I read a book called Simple Abundance. Reading this book helped me to change my pessimistic view of life to a more optimistic view. One of the tasks that the author suggests is to write down five things each day for which you are grateful. I decided that was simple enough and I would do it. Many days my list contained things like: I'm grateful to go to bed, I'm grateful for sunshine, I'm grateful the baby is asleep, I'm grateful to be home from work etc. However, as I practiced that exercise, my focus began to change. I was able to see the good in my own being and life. Over time I developed the ability to see the small blessings and tender mercies that occurred during the day. I was able to see the blessing in the trials. After changing my own inward focus of self, I was more readily able to see the good in others. I felt more content, fulfilled, and happier. A year or so later I received a compliment that I will never forget. The principal I worked for at the time said to me, "Susan, you are one of the most positive people I know." At that point I received the confirmation that I had changed. My effort to change my focus took some time, but had been successful. Of course the principal had no idea how much that little comment meant to me. I felt like a winner.
Fifteen years later I'm still making my gratitude lists. The format has changed and expanded. Now I start and end each day with a mental listing of my blessings and a prayer of thanks. On days when I can't sleep, I count blessings rather than sheep. I like to go for a walk or bike ride and look for the beauties around me and count my blessings. I occasionally send a letter or note of thanks to someone.
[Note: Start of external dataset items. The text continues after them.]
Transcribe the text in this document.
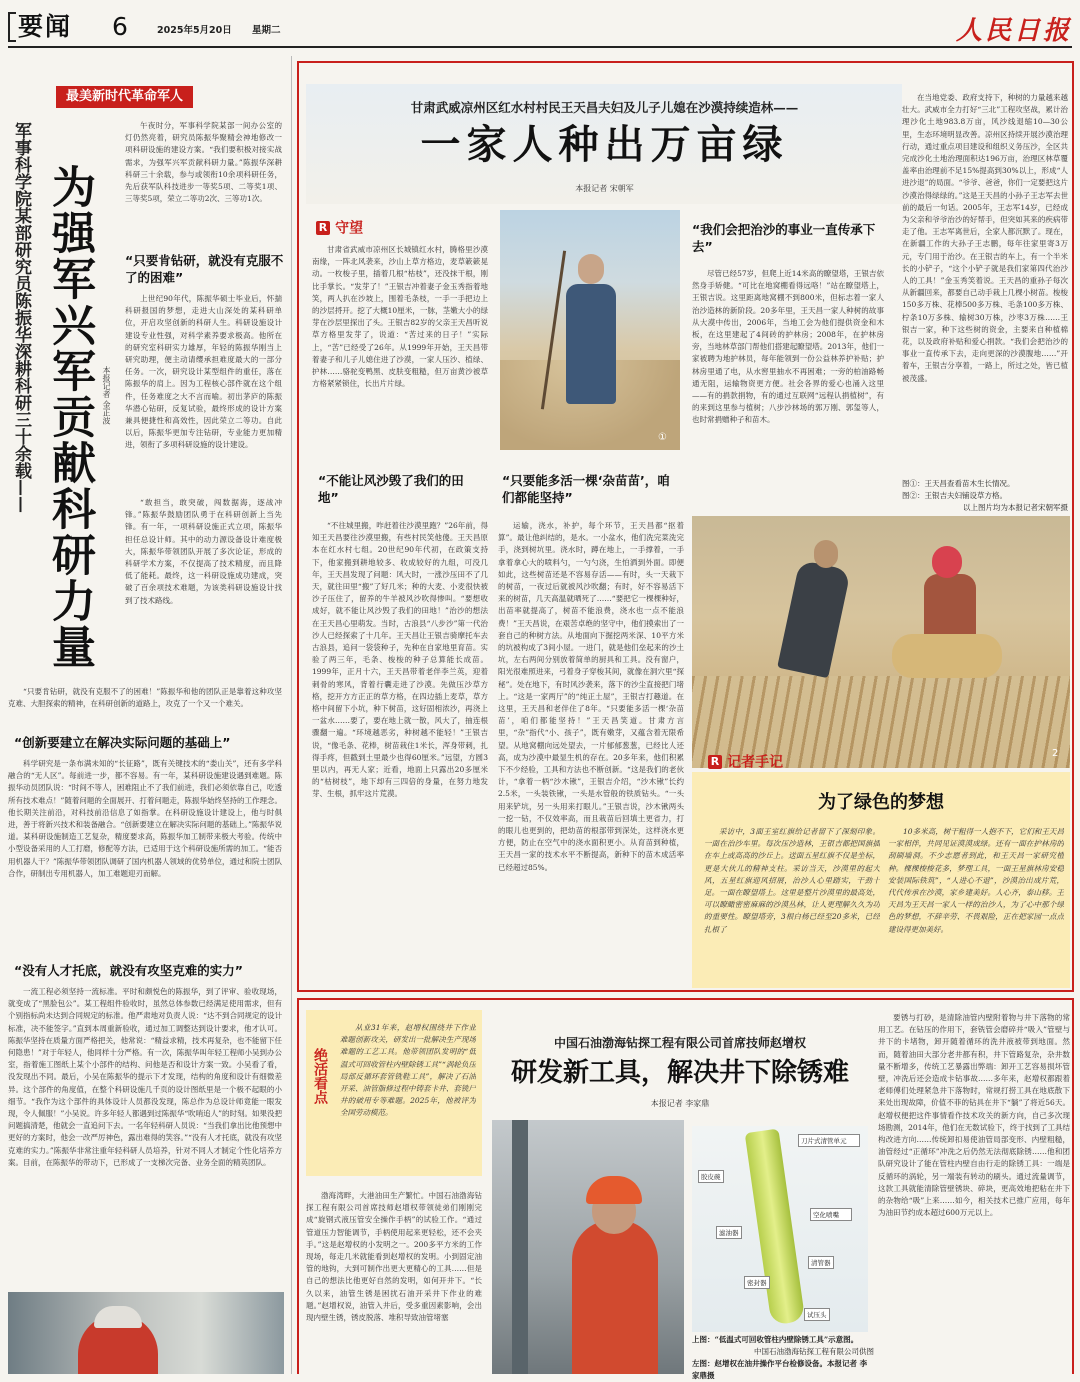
要闻 6	2025年5月20日 星期二	人民日报
最美新时代革命军人
军事科学院某部研究员陈振华深耕科研三十余载—— 为强军兴军贡献科研力量 本报记者 金正波
午夜时分，军事科学院某部一间办公室的灯仍然亮着，研究员陈振华聚精会神地修改一项科研设施的建设方案。“我们要积极对接实战需求，为强军兴军贡献科研力量。”陈振华深耕科研三十余载，参与或领衔10余项科研任务，先后获军队科技进步一等奖5项、二等奖1项、三等奖5项，荣立二等功2次、三等功1次。
“只要肯钻研，就没有克服不了的困难”
上世纪90年代，陈振华硕士毕业后，怀揣科研报国的梦想，走进大山深处的某科研单位，开启攻坚创新的科研人生。科研设施设计建设专业性强，对科学素养要求极高。他所在的研究室科研实力雄厚，年轻的陈振华刚当上研究助理，便主动请缨承担难度最大的一部分任务。一次，研究设计某型组件的重任，落在陈振华的肩上。因为工程核心部件就在这个组件，任务难度之大不言而喻。初出茅庐的陈振华潜心钻研，反复试验，最终形成的设计方案兼具便捷性和高效性，因此荣立二等功。自此以后，陈振华更加专注钻研，专业能力更加精进，领衔了多项科研设施的设计建设。
“敢担当，敢突破，闯数据海，逐战冲锋。”陈振华鼓励团队勇于在科研创新上当先锋。有一年，一项科研设施正式立项，陈振华担任总设计师。其中的动力源设备设计难度极大，陈振华带领团队开展了多次论证，形成的科研学术方案，不仅提高了技术精度，而且降低了能耗。最终，这一科研设施成功建成，突破了百余项技术难题，为该类科研设施设计找到了技术路线。
“只要肯钻研，就没有克服不了的困难！”陈振华和他的团队正是靠着这种攻坚克难、大胆探索的精神，在科研创新的道路上，攻克了一个又一个难关。
“创新要建立在解决实际问题的基础上”
科学研究是一条布满未知的“长征路”，既有关键技术的“娄山关”，还有多学科融合的“无人区”。每前进一步，都不容易。有一年，某科研设施建设遇到难题。陈振华动员团队说：“时间不等人，困难阻止不了我们前进，我们必须依靠自己，吃透所有技术难点！”随着问题的全面展开、打着问题走，陈振华始终坚持的工作理念。他长期关注前沿，对科技前沿信息了如指掌。在科研设施设计建设上，他与时俱进，善于将新兴技术和装备融合。“创新要建立在解决实际问题的基础上。”陈振华说道。某科研设施制造工艺复杂，精度要求高，陈振华加工制带来极大考验。传统中小型设备采用的人工打磨，修配等方法，已适用于这个科研设施所需的加工。“能否用机器人干？”陈振华带领团队调研了国内机器人领域的优势单位，通过和院士团队合作，研制出专用机器人，加工难题迎刃而解。
“没有人才托底，就没有攻坚克难的实力”
一流工程必须坚持一流标准。平时和颇悦色的陈振华，到了评审、验收现场，就变成了“黑脸包公”。某工程组件验收时，虽然总体参数已经满足使用需求，但有个别指标尚未达到合同规定的标准。他严肃地对负责人说：“达不到合同规定的设计标准，决不能签字。”直到本周重新验收，通过加工调整达到设计要求，他才认可。陈振华坚持在质量方面严格把关，他常说：“精益求精，技术再复杂，也不能留下任何隐患！”对于年轻人，他同样十分严格。有一次，陈振华叫年轻工程师小吴到办公室，指着施工图纸上某个小部件的结构、问他是否和设计方案一致。小吴看了看，没发现出不同。最后，小吴在陈振华的提示下才发现，结构的角度和设计有细微差异。这个部件的角度值，在整个科研设施几千页的设计图纸里是一个极不起眼的小细节。“我作为这个部件的具体设计人员都没发现，陈总作为总设计师竟能一眼发现，令人佩服！”小吴说。许多年轻人都遇到过陈振华“吹哨追人”的时刻。如果没把问题搞清楚，他就会一直追问下去。一名年轻科研人员说：“当我们拿出比他预想中更好的方案时，他会一改严厉神色，露出难得的笑容。”“没有人才托底，就没有攻坚克难的实力。”陈振华非常注重年轻科研人员培养，针对不同人才制定个性化培养方案。目前，在陈振华的带动下，已形成了一支梯次完备、业务全面的精英团队。
甘肃武威凉州区红水村村民王天昌夫妇及儿子儿媳在沙漠持续造林——
一家人种出万亩绿
本报记者 宋朝军
R 守望
甘肃省武威市凉州区长城镇红水村，腾格里沙漠南缘，一阵北风袭来，沙山上草方格边，麦草簌簌晃动。一枚梭子里，插着几根“枯枝”，还没抹干根，刚比手掌长。“发芽了！”王银吉冲着妻子金玉秀指着地笑，两人扒在沙坡上，围着毛条枝，一手一手把边上的沙层捋开。挖了大概10厘米，一脉，茎嫩大小的绿芽在沙层里探出了头。王银吉82岁的父亲王天昌听说草方格里发芽了，说道：“苦过来的日子！”实际上，“苦”已经受了26年。从1999年开始，王天昌带着妻子和儿子儿媳住进了沙漠，一家人压沙、植绿、护林……骆驼变鸭黑、皮肤变粗糙，但万亩黄沙被草方格紧紧锁住，长出片片绿。
“不能让风沙毁了我们的田地”
“不往城里搬，咋赶着往沙漠里跑？”26年前，得知王天昌要往沙漠里搬，有些村民笑他傻。王天昌原本在红水村七组。20世纪90年代初，在政策支持下，他家搬到耕地较多、收成较好的九组，可没几年，王天昌发现了问题：风大时，一涨沙压田不了几天，就往田里“搬”了好几米；种的大麦、小麦很快被沙子压住了，留养的牛羊被风沙吹得惨叫。“要想收成好，就不能让风沙毁了我们的田地！”治沙的想法在王天昌心里萌发。当时，古浪县“八步沙”第一代治沙人已经探索了十几年。王天昌让王银吉骑摩托车去古浪县，追问一袋袋种子，先种在自家地里育苗。实验了两三年，毛条、梭梭的种子总算能长成苗。1999年，正月十六，王天昌带着老伴李兰英，迎着刺骨的寒风，背着行囊走进了沙漠。先做压沙草方格，挖开方方正正的草方格，在四边插上麦草，草方格中间留下小坑，种下树苗，这好固相浓沙，再浇上一盆水……要了，要在地上就一散，风大了，抽连根骤翻一遍。“环境越恶劣，种树越不能轻！”王银吉说，“像毛条、花棒，树苗栽住1米长，浑身带刺，扎得手疼，但戳到土里最少也得60厘米。”远望，方圆3里以内，再无人家；近看，地面上只露出20多厘米的“枯树枝”，地下却有三四倍的身量，在努力地发芽、生根，抓牢这片荒漠。
①
“我们会把治沙的事业一直传承下去”
尽管已经57岁，但爬上近14米高的瞭望塔，王银吉依然身手矫健。“可比在地窝棚看得远咯！”站在瞭望塔上，王银吉说。这里距离地窝棚不到800米，但标志着一家人治沙造林的新阶段。20多年里，王天昌一家人种树的故事从大漠中传出，2006年，当地工会为他们提供资金和木板，在这里建起了4间砖的护林房；2008年，在护林房旁，当地林草部门帮他们搭建起瞭望塔。2013年，他们一家被聘为地护林员，每年能领到一份公益林养护补贴；护林房里通了电，从水窖里抽水不再困难；一旁的柏油路畅通无阻，运输物资更方便。社会各界的爱心也涌入这里——有的捐款捐物，有的通过互联网“远程认捐植树”，有的来到这里参与植树；八步沙林场的郭万刚、郭玺等人，也时常捐赠种子和苗木。
“只要能多活一棵‘杂苗苗’，咱们都能坚持”
运输，浇水，补护，每个环节，王天昌都“抠着算”。最让他纠结的，是水。一小盆水，他们洗完菜洗完手，浇到树坑里。浇水时，蹲在地上，一手撑着，一手拿着拿心大的喷料勺，一勺勺浇，生怕洒到外面。即便如此，这些树苗还是不容易存活——有时，头一天栽下的树苗，一夜过后就被风沙吹翻；有时，好不容易活下来的树苗，几天高温就晒死了……“要把它一棵棵种好，出苗率就提高了，树苗不能浪费，浇水也一点不能浪费！”王天昌说，在艰苦卓绝的坚守中，他们摸索出了一套自己的种树方法。从地面向下掘挖两米深、10平方米的坑被构成了3间小屋。一进门，就是他们垒起来的沙土坑，左右两间分别放着简单的厨具和工具。没有窗户，阳光很难照进来，弓着身子穿梭其间，就像在洞穴里“探秘”。处在地下，有时风沙袭来，落下的沙尘直接把门堵上。“这是一家两厅”的“纯正土屋”，王银吉打趣道。在这里，王天昌和老伴住了8年。“只要能多活一棵‘杂苗苗’，咱们都能坚持！”王天昌笑道。甘肃方言里，“杂”指代“小、孩子”，既有嫩芽，又蕴含着无限希望。从地窝棚向远处望去，一片郁郁葱葱，已经比人还高，成为沙漠中最显生机的存在。20多年来，他们积累下不少经验，工具和方法也不断创新。“这是我们的老伙计，“拿着一柄“沙木锹”，王银吉介绍，“沙木锹”长约2.5米，一头装铁锹，一头是水管般的铁质钻头。“一头用来铲坑，另一头用来打眼儿。”王银吉说，沙木锹两头一挖一钻，不仅效率高，而且栽苗后回填土更省力，打的眼儿也更到的，把幼苗的根部带到深处，这样浇水更方便，防止在空气中的浇水面积更小。从育苗到种植，王天昌一家的技术水平不断提高，新种下的苗木成活率已经超过85%。
在当地党委、政府支持下，种树的力量越来越壮大。武威市全力打好“三北”工程攻坚战，累计治理沙化土地983.8万亩，风沙线退缩10—30公里，生态环境明显改善。凉州区持续开展沙漠治理行动，通过重点项目建设和组织义务压沙，全区共完成沙化土地治理面积达196万亩，治理区林草覆盖率由治理前不足15%提高到30%以上，形成“人进沙退”的局面。“爷爷、爸爸，你们一定要把这片沙漠治得绿绿的。”这是王天昌的小孙子王志军去世前的最后一句话。2005年，王志军14岁，已经成为父亲和爷爷治沙的好帮手，但突如其来的疾病带走了他。王志军离世后，全家人都沉默了。现在，在新疆工作的大孙子王志鹏，每年往家里寄3万元，专门用于治沙。在王银吉的车上，有一个半米长的小铲子，“这个小铲子就是我们家第四代治沙人的工具！”金玉秀笑着说。王天昌的重孙子每次从新疆回来，都要自己动手栽上几棵小树苗。梭梭150多万株、花棒500多万株、毛条100多万株、柠条10万多株、输树30万株，沙枣3万株……王银吉一家，种下这些树的资金，主要来自种植棉花，以及政府补贴和爱心捐款。“我们会把治沙的事业一直传承下去，走向更深的沙漠腹地……”开着车，王银吉分享着，一路上，所过之处，皆已植被茂盛。
图①：王天昌查看苗木生长情况。
图②：王银吉夫妇铺设草方格。
以上图片均为本报记者宋朝军摄
2
R 记者手记
为了绿色的梦想
采访中，3面王室红旗给记者留下了深刻印象。一面在治沙车里。每次压沙造林，王银吉都把国旗插在车上或高高的沙丘上。送面五星红旗不仅是坐标，更是大伙儿的精神支柱。采访当天，沙漠里的起大风，五星红旗迎风招展，治沙人心里踏实，干劲十足。一面在瞭望塔上。这里是整片沙漠里的最高处，可以瞭瞰密密麻麻的沙漠丛林，让人更理解久久为功的重要性。瞭望塔旁，3根白杨已经至20多米，已经扎根了
10多米高，树干粗得一人抱不下，它们和王天昌一家相伴，共同见证漠漠成绿。还有一面在护林房的刮刷墙洞。不少志愿者到此，和王天昌一家研究植种。棵棵梭梭花多，梦理工具，一面王星旗林房安稳安装国际铁筑”，“人进心不退”，沙漠治出成片荒，代代传承在沙漠，家乡建美好。人心齐，泰山移。王天昌为王天昌一家人一样的治沙人，为了心中那个绿色的梦想，不辞辛劳、不畏艰险，正在把家园一点点建设得更加美好。
绝活看点
从业31年来，赵增权围绕井下作业难题创新攻关，研发出一批解决生产现场难题的工艺工具。他带领团队发明的“低温式可回收管柱内壁除锈工具”“涡轮负压局部反循环套管铣鞋工具”，解决了石油开采、油管脂修过程中铸套卡井、套铣尸井的破用专等难题。2025年，他被评为全国劳动模范。
中国石油渤海钻探工程有限公司首席技师赵增权
研发新工具，解决井下除锈难
本报记者 李家鼎
渤海湾畔，大港油田生产繁忙。中国石油渤海钻探工程有限公司首席技师赵增权带领徒弟们刚刚完成“旋钢式液压管安全操作手柄”的试验工作。“通过管道压力智能调节，手柄使用起来更轻松，还不会夹手。”这是赵增权的小发明之一。200多平方米的工作现场，每走几米就能看到赵增权的发明。小到固定油管的地钩，大到可制作出更大更精心的工具……但是自己的想法比他更好自然的发明，如何开井下。“长久以来，油管生锈是困扰石油开采井下作业的难题。”赵增权说，油管入井后，受多重因素影响，会出现内壁生锈，锈皮脱落、堆积导致油管堵塞
刀片式清管单元
胶皮碗
空化喷嘴
滤油器
清管器
密封器
试压头
上图：“低温式可回收管柱内壁除锈工具”示意图。
中国石油渤海钻探工程有限公司供图
左图：赵增权在油井操作平台检修设备。本报记者 李家鼎摄
要锈与打砂，是清除油管内壁附着物与井下落物的常用工艺。在钻压的作用下，套铣管会磨碎并“吸入”管壁与井下的卡堵物，卸开随着循环的洗井液被带到地面。然而，随着油田大部分老井都有积，井下管路复杂，杂井数量不断增多，传统工艺暴露出弊端：卸开工艺容易损坏管壁，冲洗后还会造成卡钻事故……多年来，赵增权都跟着老师傅们处理紧急井下落物时，常规打捞工具在地底散下来处出现故障，价值不菲的钻具在井下“躺”了将近56天。赵增权便把这件事情看作技术攻关的新方向，自己多次现场勘测，2014年，他们在无数试验下，终于找到了工具结构改进方向……传统卸扣易使油管局部变形、内壁粗糙，油管经过“正循环”冲洗之后仍然无法彻底除锈……他和团队研究设计了能在管柱内壁自由行走的除锈工具：一端是反循环的涡轮，另一端装有转动的刷头。通过流量调节，这款工具就能清除管壁锈块、碎块，更高效地把粘在井下的杂物给“吸”上来……如今，相关技术已推广应用，每年为油田节约成本超过600万元以上。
I am very glad that I've experienced the two blessings of gratitude. I have an incredible life of abundance. I see beauty and blessings everywhere. I have a general sense of well-being. Do I still have trials? Of course I do, I'm still alive. Do I ever feel down and struggle? Yes. Do I forget to acknowledge those who help me? Yes. I'm not perfect. But, more days than not, I can see abundance in my regular person life and I'm grateful.